Things start to unravel when Wole’s past starts to catch up with him and Lola has to decide if Wole is worth the trouble that threatens to overwhelm her. Will their relationship survive the trials of a murder investigation, a meddling relative and a trip across the world? Or will they give up and go their separate ways? Find out in this fantastic new book!


‘Slam dunk!’
‘Great shot!’
I retrieved the ball and bounced passed it to my team mate Kenechukwu. We were playing basketball with some of the other guys in the gym. I was drenched with sweat but feeling absolutely great. I had just recovered from a grim bout of flu and it felt great to be alive and fit again. I ran down the length of the court and threw the ball straight up into the other team’s net again.
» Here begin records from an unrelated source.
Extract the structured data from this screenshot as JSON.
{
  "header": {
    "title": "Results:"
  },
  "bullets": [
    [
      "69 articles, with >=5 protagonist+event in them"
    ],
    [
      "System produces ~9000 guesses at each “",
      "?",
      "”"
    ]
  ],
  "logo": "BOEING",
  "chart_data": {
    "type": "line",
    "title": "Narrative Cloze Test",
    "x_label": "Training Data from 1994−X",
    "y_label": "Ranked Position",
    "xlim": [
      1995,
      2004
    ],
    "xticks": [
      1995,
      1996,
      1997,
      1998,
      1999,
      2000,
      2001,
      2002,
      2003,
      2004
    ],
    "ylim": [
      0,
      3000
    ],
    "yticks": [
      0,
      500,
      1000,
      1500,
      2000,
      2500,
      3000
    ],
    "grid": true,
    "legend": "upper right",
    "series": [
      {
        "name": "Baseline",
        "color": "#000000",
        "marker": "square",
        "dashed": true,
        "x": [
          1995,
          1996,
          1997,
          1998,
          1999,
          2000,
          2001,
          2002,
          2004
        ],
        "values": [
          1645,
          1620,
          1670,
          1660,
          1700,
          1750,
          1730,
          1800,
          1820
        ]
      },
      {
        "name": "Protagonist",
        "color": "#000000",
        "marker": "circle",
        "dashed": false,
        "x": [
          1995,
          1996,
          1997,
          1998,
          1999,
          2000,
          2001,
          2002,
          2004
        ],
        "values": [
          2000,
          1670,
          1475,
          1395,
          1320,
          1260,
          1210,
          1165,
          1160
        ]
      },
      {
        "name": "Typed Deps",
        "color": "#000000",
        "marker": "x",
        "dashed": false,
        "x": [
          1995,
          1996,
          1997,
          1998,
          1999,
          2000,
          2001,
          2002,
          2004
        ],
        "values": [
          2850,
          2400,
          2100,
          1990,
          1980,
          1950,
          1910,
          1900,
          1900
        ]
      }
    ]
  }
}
‘Someone is on fire today,’ Mark grinned as he retrieved the ball. He was playing for the opposing team.
‘For sure!’ I called back.

We played for another ten minutes before the whistle went and our booked slot was over. I tossed the ball towards Kenechukwu and we started going towards the showers, clapping the guys on the back, muttering ‘good game guys, see you next week…
Mark joined us a few moments later.
‘Well done Wole,’ he said. ‘Did you overdose on some high energy drink?’
‘Naa,’ I said. ‘Just full of beans today.’
‘So I see,’ Kenechukwu said. ‘What have you got planned for the rest of today?’
‘I’m going to see my girlfriend in Kent this evening.’ Mark said
‘Not much. I was thinking of catching up on some work.’ I said. ‘I slacked last week because of the flu.’
‘Keep the work till later, man. Since you’re buzzing with energy today, you can be my right-hand man.’
‘What are you up to?’
‘I’ve got an album launch and a birthday party. Plenty of opportunities to meet chicks.’
‘I’m not looking to meet anyone.’ I said. ‘But I don’t mind having some fun this weekend. I can do my extra work during the week.’
‘Great. Sorry you can’t come with us Mark.’
‘I’ll survive without you today. You’re becoming a bad influence on me anyway, Kene.’ Mark said.
‘Me? I don’t know what you’re talking about,’ Kene replied, raising one eyebrow.
‘Don’t worry Mark. I’ll do my best to keep him in check.’ I said.
‘Good luck with that.’ Kene said, and we all laughed.